L'effet "Poisson-Suspicion"
Un expérimentateur accostait individuellement des étudiants sur le campus de l’Université de Michigan, en leur proposant de participer à un projet portant (soi-disant) sur l’investissement
financier. L'expérimentateur était accompagné d’un individu présenté comme étant autre sujet (qui était en réalité un
comparse). La paire de sujets (le « vrai » et le complice)
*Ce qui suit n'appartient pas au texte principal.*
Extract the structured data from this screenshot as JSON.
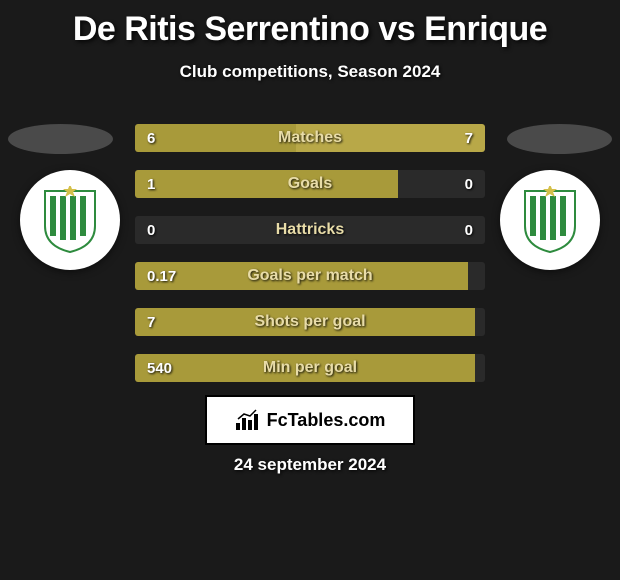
{
  "title": "De Ritis Serrentino vs Enrique",
  "subtitle": "Club competitions, Season 2024",
  "date": "24 september 2024",
  "brand": "FcTables.com",
  "colors": {
    "bg": "#1a1a1a",
    "bar_bg": "#2a2a2a",
    "left_fill": "#a89a3a",
    "right_fill": "#b8a848",
    "label": "#e8dca8",
    "value": "#ffffff",
    "crest_green": "#2e8b3e",
    "crest_white": "#ffffff",
    "oval_left": "#4a4a4a",
    "oval_right": "#4a4a4a"
  },
  "stats": [
    {
      "label": "Matches",
      "left_val": "6",
      "right_val": "7",
      "left_pct": 46,
      "right_pct": 54
    },
    {
      "label": "Goals",
      "left_val": "1",
      "right_val": "0",
      "left_pct": 75,
      "right_pct": 0
    },
    {
      "label": "Hattricks",
      "left_val": "0",
      "right_val": "0",
      "left_pct": 0,
      "right_pct": 0
    },
    {
      "label": "Goals per match",
      "left_val": "0.17",
      "right_val": "",
      "left_pct": 95,
      "right_pct": 0
    },
    {
      "label": "Shots per goal",
      "left_val": "7",
      "right_val": "",
      "left_pct": 97,
      "right_pct": 0
    },
    {
      "label": "Min per goal",
      "left_val": "540",
      "right_val": "",
      "left_pct": 97,
      "right_pct": 0
    }
  ]
}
étaient alors redirigés vers le hall d’un bâtiment où ils recevaient chacun
l’équivalent de 5$ en pièces.
Leur tâche était la
suivante : le sujet n°1 (le « vrai ») devait décider en
premier quelle somme d’argent il souhaitait envoyer à son partenaire (le
complice), sachant que chaque ¼ de dollar donné sera quadruplé. Autrement dit,
si le sujet n°1 décidait d’envoyer l’entièreté des 5$, le sujet n°2
en recevrait le quadruple, i.e., 20$. Une fois que le sujet n°1 avait pris
sa décision, le 2e sujet (le complice) devait à son tour décider
du montant à renvoyer. A la fin du « jeu », chacun pouvait repartir
avec la somme qui lui restait en main. Normalement, dans de telles conditions,
plus le sujet n°1 fait confiance au partenaire et plus il devrait investir
(en s’attendant à ce que l’autre réciproque), tandis qu’il devrait moins investir
s’il suspecte son partenaire de ne
pas lui rendre la pareille.
Toutefois, ce que les
« vrais » sujets ne savaient pas, c’est que le coin du hall où
ils passaient l’expérience n’avait pas été choisi au hasard. Avant leur
arrivée, un expérimentateur avait pris soin d’y vaporiser soit de l’huile de
poisson, soit un spray aux relents de flatulence, soit de l’eau inodore. En
fonction de la condition à laquelle ils étaient assignés, les participants
étaient donc exposés à une odeur différente. Est-ce que cela serait suffisant
pour influencer leurs décisions ?
Les résultats sont surprenants :
les participants exposés à l’odeur de poisson investissaient en moyenne 25% de
moins que ceux des deux autres conditions (fig. 1). En outre, il n’y avait aucune différence significative
d’investissement entre les conditions « flatulence » et
« eau », ce qui signifie que l’effet obtenu n’était pas uniquement
lié à la valence négative de l’odeur de poisson (autrement, l’odeur de
flatulence aurait du également provoquer une baisse significative de l’investissement).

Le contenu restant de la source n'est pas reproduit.